A once-prominent Grass Valley real estate broker and three of his associates are facing felony charges for their alleged roles in an expansive Ponzi scheme that cost investors, some of them elderly, millions of dollars.
Philip Lester, the former head of the Gold Country Lenders real estate firm who has since lost his lending license, and his sister and chief financial officer, Susan Laferte, each face 66 charges of securities fraud, elder abuse and conspiracy, according to the state attorney general's office.
Also implicated in the alleged scheme were Lester's wife, Ellen Lester, who is an attorney and business partner, and their business associate Jonathan Blinder. Ellen Lester faces two felony counts of conspiracy and securities fraud; Blinder, four felony counts of securities fraud.
The attorney general's office alleges that over eight years the suspects used new investor funds gained with the promise of investment in real estate projects to make payments to earlier investors or for projects in which Philip Lester had a financial interest. In several cases, investors were never paid back, some losing their life savings.
"These defendants exploited their personal relationships with these victims and emptied their bank accounts," Attorney General Kamala Harris said in a written statement. "Schemes that target the elderly are especially heinous, which is why prosecuting fraud and elder abuse needs to remain priorities for law enforcement."
Philip and Ellen Lester, both 65, turned themselves in to authorities in Nevada County on Thursday. Laferte and Blinder, both 58, also were arrested Thursday in Nevada County.
Philip Lester and Laferte are each being held in lieu of $600,000 bail. They along with Ellen Lester, who is being held in lieu of $50,000 bail are scheduled to be arraigned Monday.
Blinder was released from jail after posting bail and is scheduled to be arraigned Oct. 23.
All four have requested public defenders, according to the attorney general's office.
The attorney general's Mortgage Fraud Strike Force will prosecute the case in Nevada County, where Gold Country Lenders had amassed prominence doing "hard-money" lending.
The practice legal when done correctly, but decried by critics as predatory and easily susceptible to fraud involves brokers pooling investor money for borrowers who can't qualify for traditional loans. The terms of the loans often involve steep rates and fees, often double the cost of conventional loans.
The practice, and Lester's alleged fraud, was the subject of a series of Bee stories starting in 2011. Less than a year earlier, the attorney general's office had launched its investigation in response to complaints from several of Gold Country's investors.
In response to those stories, the Legislature passed Senate Bill 978 last month to protect investors and borrowers of "hard money." If signed by Gov. Jerry Brown, the bill by Sen. Juan Vargas, D-San Diego, would augment laws that govern corporations and real estate transactions.
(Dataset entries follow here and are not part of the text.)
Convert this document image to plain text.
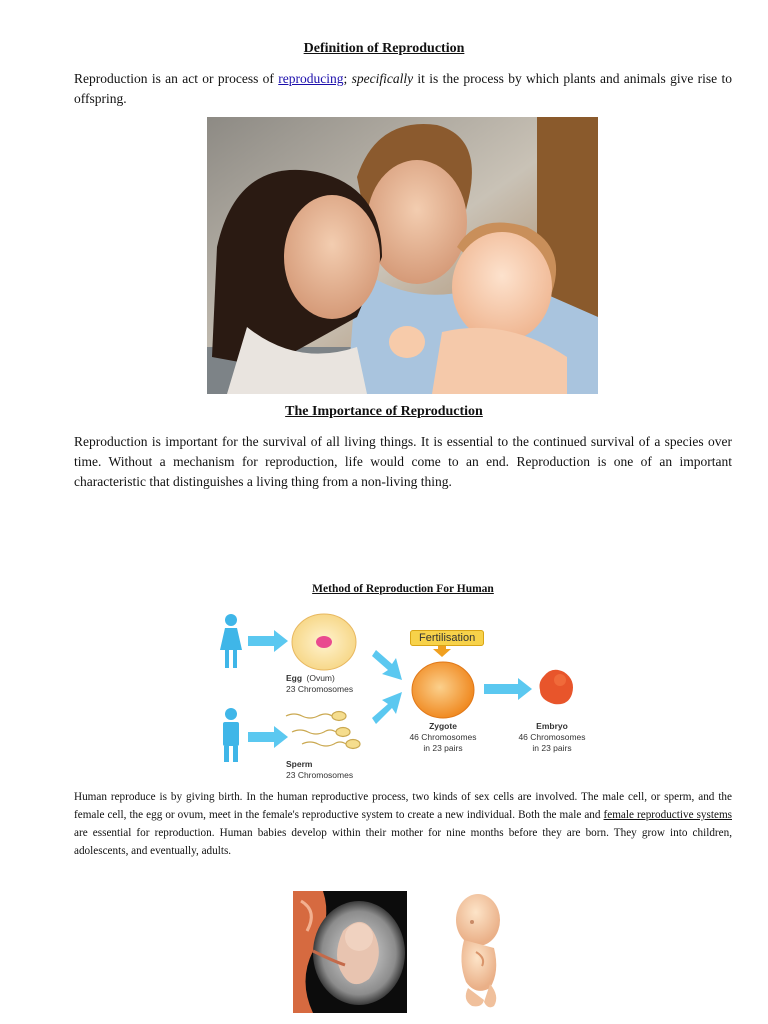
Definition of Reproduction
Reproduction is an act or process of reproducing; specifically it is the process by which plants and animals give rise to offspring.
The Importance of Reproduction
Reproduction is important for the survival of all living things. It is essential to the continued survival of a species over time. Without a mechanism for reproduction, life would come to an end. Reproduction is one of an important characteristic that distinguishes a living thing from a non-living thing.
Method of Reproduction For Human
Fertilisation
Egg (Ovum)
23 Chromosomes
Sperm
23 Chromosomes
Zygote
46 Chromosomes
in 23 pairs
Embryo
46 Chromosomes
in 23 pairs
Human reproduce is by giving birth. In the human reproductive process, two kinds of sex cells are involved. The male cell, or sperm, and the female cell, the egg or ovum, meet in the female's reproductive system to create a new individual. Both the male and female reproductive systems are essential for reproduction. Human babies develop within their mother for nine months before they are born. They grow into children, adolescents, and eventually, adults.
According to the attorney general's request for an arrest warrant, Philip Lester became a broker in 2001 and grew more ambitious, tackling real estate development projects by bundling money from investors rather than seeking traditional bank loans.
Laferte helped him solicit money for projects, then used that money to pay investors on other projects, Special Agent Debra Gard wrote in the request for the warrants.
Philip Lester would tell investors their money would be for a specific project, but did not disclose when he had an interest in the project, Gard wrote. He often promised security in the form of first or second deeds of trust on property owned by the entity in which the lender thought the investment was being made.
"More often than not," Gard wrote, "the promises of security were an outright lie in most instances the promised security was not provided and the properties that were supposed to act as security were encumbered with loans in favor of others."
Eventually, Lester's financial obligations became "unsustainable, and his empire was spiraling out of control and becoming a vast Ponzi scheme," Gard wrote.
By 2009, Gold Country Lenders was writing letters to investors telling them there was no money to make interest payments on existing loans, according to Gard's warrant request. Within the next two years, letters to some investors said their projects were a "total loss and there was no expectation the investors would receive a return of their principal," Gard wrote.
By then, Philip Lester and his firm owed investors more than $2.3 million.